The title here is taken from a very good book by Richard Rohr, who has been quite influential for me.  In the book Richard talks about two halves, or movements, of life.  The first movement is to build a life, build a healthy ego – build a career, a family, a life.  The second half of life is about meaning, purpose – what does my life mean and what is it for, in the end?  Typically, the second half is a transformative journey, and we generally don’t take these journeys willingly.  So we must fall upward:  we typically enter the second half of life when we fail at something, or lose control – when a marriage falls apart, a career or our health is lost, when we wake up to an addiction, and so forth. 


I believe my United Church is falling upward.  Over the past few decades, we have been in decline.  We have moved from being Canada’s largest protestant denomination, thinking of ourselves as “Canada’s church,” to now, where our membership and our staff are dwindling, we are closing more than a church per week, and things look bleak.  All this has engendered hand-wringing, soul-searching, and a frantic search for something that might work to turn things around. 


All of my ministry has been served in this time of decline.  I’m not blaming anyone but me here (and this will be worth a post later on) but that cast a pall over my ministry, added a sense of anxiety and failure to the totality of my work and vocation.  I’m not saying that’s what should have happened, only that that is what I have experienced.  Now, I’m thinking that somehow we have (I have) both not taken the failure of the United Church seriously enough, and taken it too seriously. 


Over the decades of my candidacy and ministry, the church has struggled through several controversies and scandals.  There was inclusive language at first, which then spun wider into a controversy around human sexuality in general.  And in the course of that controversy, I think we have discovered that we have inflicted profound harm on people who are lesbian, gay, trans, bi, queer, intersex…  Anyone who does not fit what we deemed to be the “norm.”  We have judged, excluded, yes and hated.  We have systematically discriminated against women, subjecting them to all sorts of violence and denigration.  This is not minor. 

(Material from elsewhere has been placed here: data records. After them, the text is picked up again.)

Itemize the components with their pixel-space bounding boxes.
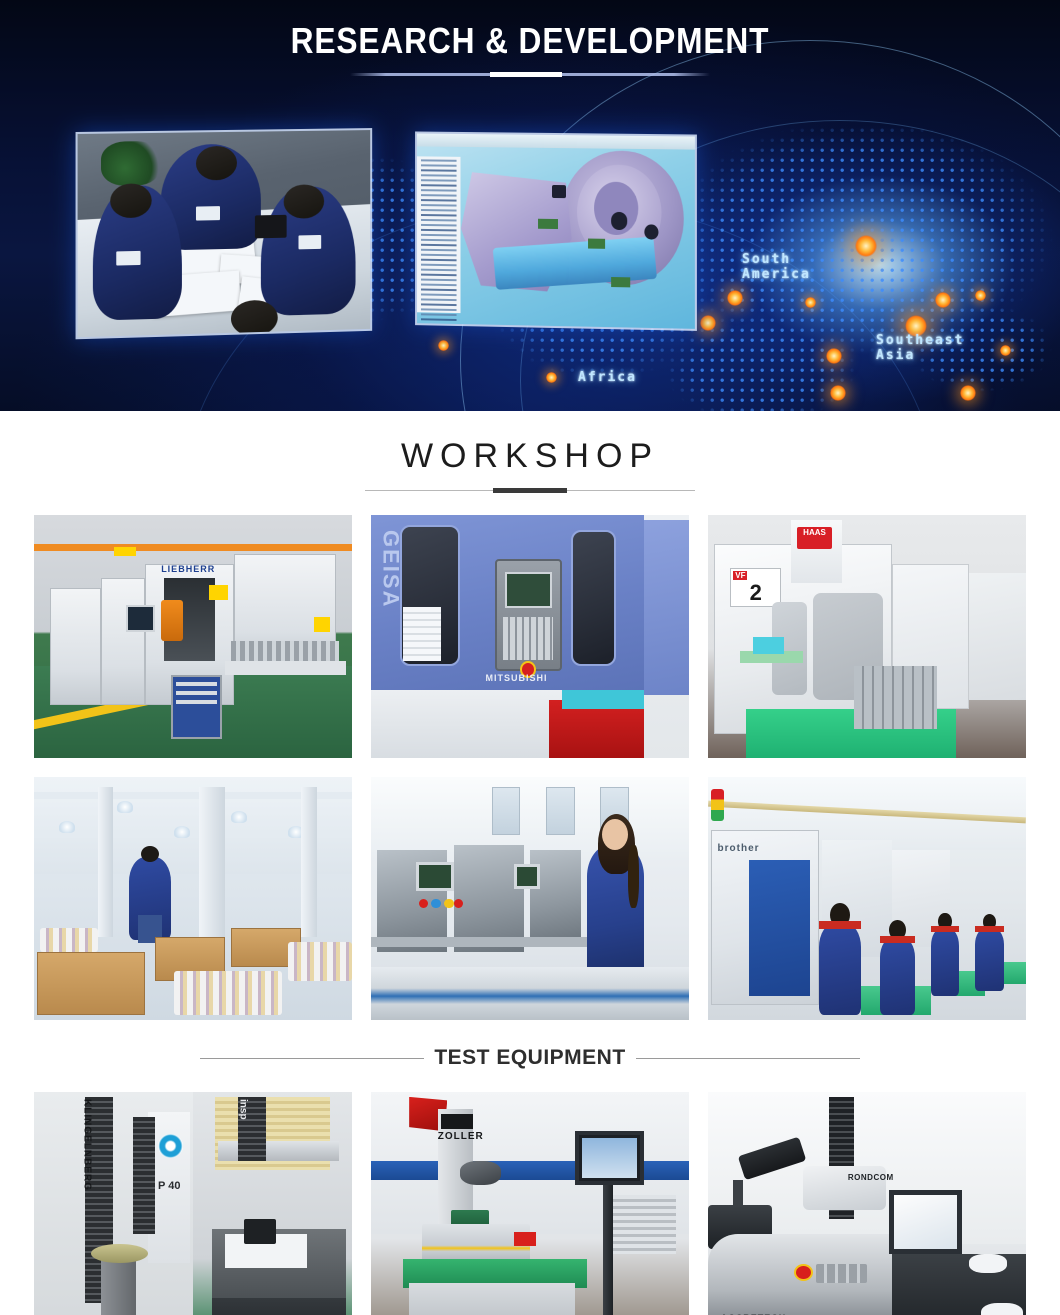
warning-label	[114, 547, 136, 557]
banner-title: RESEARCH & DEVELOPMENT	[64, 20, 997, 62]
heading-rule-left	[200, 1058, 424, 1059]
conveyor-belt	[371, 967, 689, 1020]
support-column	[199, 787, 224, 938]
map-hotspot-icon	[935, 292, 951, 308]
cad-titlebar	[417, 133, 695, 149]
test-equipment-title: TEST EQUIPMENT	[424, 1046, 635, 1070]
machine-brand-label: brother	[718, 843, 760, 854]
control-cabinet	[101, 578, 146, 704]
workshop-title-divider	[365, 490, 695, 491]
worker-figure	[880, 937, 915, 1015]
test-equipment-photo-grid: KLINGELNBERG P 40 insp	[0, 1092, 1060, 1315]
workshop-photo-warehouse-assembly-floor	[34, 777, 352, 1020]
support-column	[301, 787, 317, 938]
workshop-title: WORKSHOP	[0, 437, 1060, 476]
stacked-parts	[288, 942, 352, 981]
machine-hmi-screen	[416, 862, 454, 891]
map-hotspot-icon	[727, 290, 743, 306]
pendant-lamp-icon	[117, 801, 133, 813]
monitor-stand	[603, 1185, 613, 1315]
test-equipment-section: TEST EQUIPMENT KLINGELNBERG P 40	[0, 1046, 1060, 1315]
klingelnberg-scene: KLINGELNBERG P 40 insp	[34, 1092, 352, 1315]
brother-line-scene: brother	[708, 777, 1026, 1020]
cnc-control-panel	[495, 559, 562, 671]
machine-enclosure	[969, 573, 1026, 699]
banner-photo-cad-software-cross-section	[415, 131, 697, 330]
parts-conveyor	[225, 661, 346, 676]
worker-figure	[931, 928, 960, 996]
factory-wall	[371, 777, 689, 860]
map-hotspot-icon	[975, 290, 986, 301]
window	[546, 787, 575, 836]
stacked-parts	[174, 971, 282, 1015]
parts-tray	[562, 690, 645, 709]
overhead-crane-beam	[34, 544, 352, 551]
test-photo-klingelnberg-p40-cmm: KLINGELNBERG P 40 insp	[34, 1092, 352, 1315]
banner-photo-engineers-reviewing-drawings	[76, 128, 373, 339]
workshop-photo-grid: LIEBHERR GEISA MITSUBISHI	[0, 515, 1060, 1020]
safety-stickers	[403, 607, 441, 660]
test-equipment-heading: TEST EQUIPMENT	[200, 1046, 860, 1070]
map-hotspot-icon	[438, 340, 449, 351]
engineers-photo-art	[78, 130, 371, 337]
presetter-label-plate	[441, 1114, 473, 1129]
machine-interior-part	[161, 600, 183, 641]
research-development-banner: South America Africa Southeast Asia	[0, 0, 1060, 411]
map-hotspot-icon	[1000, 345, 1011, 356]
machine-hmi-screen	[514, 864, 539, 888]
worker-figure	[129, 857, 170, 940]
map-hotspot-icon	[805, 297, 816, 308]
geisa-scene: GEISA MITSUBISHI	[371, 515, 689, 758]
warning-label	[314, 617, 330, 632]
map-label-south-america: South America	[742, 252, 811, 282]
warehouse-scene	[34, 777, 352, 1020]
stacked-parts	[40, 928, 97, 952]
accretech-scene: RONDCOM ACCRETECH	[708, 1092, 1026, 1315]
operator-gloved-hand	[981, 1303, 1022, 1315]
workpiece	[244, 1219, 276, 1244]
air-conditioner	[613, 1195, 677, 1254]
test-photo-accretech-rondcom: RONDCOM ACCRETECH	[708, 1092, 1026, 1315]
workshop-photo-mitsubishi-geisa-machine: GEISA MITSUBISHI	[371, 515, 689, 758]
test-photo-zoller-tool-presetter: ZOLLER	[371, 1092, 689, 1315]
machine-button	[431, 899, 441, 909]
cnc-keypad	[503, 617, 553, 660]
pendant-lamp-icon	[174, 826, 190, 838]
measuring-column	[133, 1117, 155, 1235]
measuring-tool-icon	[255, 215, 287, 238]
machine-brand-label: ZOLLER	[438, 1131, 476, 1142]
pendant-lamp-icon	[59, 821, 75, 833]
pendant-lamp-icon	[231, 811, 247, 823]
machine-sub-brand-label: MITSUBISHI	[485, 673, 547, 683]
wooden-crate	[37, 952, 145, 1015]
worker-figure	[587, 845, 644, 976]
conveyor-rail	[371, 937, 600, 947]
cad-dark-detail	[644, 224, 658, 240]
tool-drawer-cabinet	[171, 675, 222, 738]
liebherr-scene: LIEBHERR	[34, 515, 352, 758]
worker-ponytail	[628, 845, 638, 908]
signal-tower-light-icon	[711, 789, 724, 821]
bench-cabinet	[409, 1283, 574, 1315]
cad-dark-detail	[552, 185, 566, 199]
machine-model-plate: VF 2	[730, 568, 781, 607]
parts-bin	[753, 637, 785, 654]
machine-hmi-screen	[126, 605, 155, 632]
machine-brand-label: LIEBHERR	[161, 564, 215, 574]
cad-green-face	[588, 239, 605, 249]
map-hotspot-icon	[855, 235, 877, 257]
machine-button	[514, 1232, 536, 1247]
machined-parts-row	[231, 641, 339, 660]
control-cabinet	[50, 588, 101, 705]
monitor	[575, 1131, 645, 1185]
machine-control-panel	[816, 1264, 867, 1284]
map-hotspot-icon	[960, 385, 976, 401]
heading-rule-right	[636, 1058, 860, 1059]
machine-base	[371, 690, 562, 758]
machine-secondary-brand-label: insp	[238, 1099, 249, 1120]
production-machine	[454, 845, 524, 952]
optical-measuring-head	[460, 1161, 501, 1186]
machine-brand-label: KLINGELNBERG	[82, 1099, 93, 1191]
map-label-africa: Africa	[578, 370, 637, 385]
zoller-scene: ZOLLER	[371, 1092, 689, 1315]
cad-side-panel	[417, 156, 461, 312]
machined-parts-rack	[854, 666, 937, 729]
machine-model-label: RONDCOM	[848, 1173, 894, 1182]
workshop-photo-production-line-operator	[371, 777, 689, 1020]
banner-title-divider	[350, 73, 710, 76]
machine-door	[571, 530, 616, 666]
machine-button	[444, 899, 454, 909]
operator-gloved-hand	[969, 1254, 1007, 1274]
id-badge	[196, 206, 219, 221]
machine-model-label: P 40	[158, 1180, 180, 1192]
cad-green-face	[538, 219, 557, 229]
cad-dark-detail	[611, 212, 628, 229]
workshop-photo-haas-vf2-machining-center: HAAS VF 2	[708, 515, 1026, 758]
support-column	[98, 787, 114, 938]
map-hotspot-icon	[830, 385, 846, 401]
map-label-southeast-asia: Southeast Asia	[876, 333, 964, 363]
haas-logo: HAAS	[797, 527, 832, 549]
workshop-section: WORKSHOP LIEBHERR	[0, 437, 1060, 1020]
worker-figure	[975, 928, 1004, 991]
cad-green-face	[611, 277, 631, 287]
workshop-photo-brother-cnc-line: brother	[708, 777, 1026, 1020]
window	[492, 787, 521, 836]
warning-label	[209, 585, 228, 600]
model-number-label: 2	[731, 580, 780, 606]
map-hotspot-icon	[546, 372, 557, 383]
workshop-photo-liebherr-gear-machine: LIEBHERR	[34, 515, 352, 758]
id-badge	[116, 250, 140, 265]
monitor	[889, 1190, 962, 1254]
worker-figure	[819, 923, 860, 1015]
machine-door	[749, 860, 809, 996]
cnc-screen	[505, 572, 553, 609]
haas-scene: HAAS VF 2	[708, 515, 1026, 758]
id-badge	[298, 234, 321, 248]
map-hotspot-icon	[826, 348, 842, 364]
production-line-scene	[371, 777, 689, 1020]
plant-icon	[101, 141, 160, 186]
map-hotspot-icon	[700, 315, 716, 331]
machine-brand-label: GEISA	[377, 530, 403, 608]
cad-photo-art	[417, 133, 695, 328]
emergency-stop-button	[794, 1264, 813, 1281]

At around the same time, though the issue has been slower to gain strength in the church, we became aware of the residential schools, and the participation by the church in a program of genocide.  We so desperately need to think of ourselves as the “good guys,” and here we are, squarely in the place of the villain.  “Perpetrators of genocide” is not a phrase I want associated with me, or my people.  From here we have gone on, we are going on, to discover that we are part of a systematically racist society, a systematically white supremacist society.  And somehow our church, my church, has not historically been struggling against the white supremacy but has been actively upholding it.  Our most recent General Council was notable for a discussion on the floor in which non-white United Church people told of their experience of racism within the systems and structures and communities of the church. 


The inexorable approach of climate change, mass extinction, and ecological disaster has also made us aware of the theology that lies behind the colonial exploitation of creation.  Our consumer society today, and the colonial society from which it arises, have treated the earth as if it were simply a cache of raw materials for us to exploit, and a place to throw our waste.  Oh, I know that is too simple by far, but our societal systems are built much more on those assumptions than, say, on an assumption that the earth is of value in itself, sacred.  We have filled the earth and subdued it, to such an extent that this earth may, in the foreseeable future, have difficulty sustaining human life. 


I have taken the failing of the church too seriously in that the institutional success or failure of any particular church or denomination is probably of negligible importance in this world. 


I have not taken the failing of the church seriously enough in that these are the failings, this is the falling, that could bring us to either extinction or transformation. 


The strength and hope that I see in the United Church is simply that we are allowing ourselves to hear and see our own failing. The shock of our own racism, sexism, white supremacy, consumerism and greed – it allows us to be addressed by the gospel in a much more authentic way.  This could be the Friday of our Holy Week, if we resist the impulse to put ourselves on life support.  There could be an Easter ahead of us, if we allow ourselves to fall upward.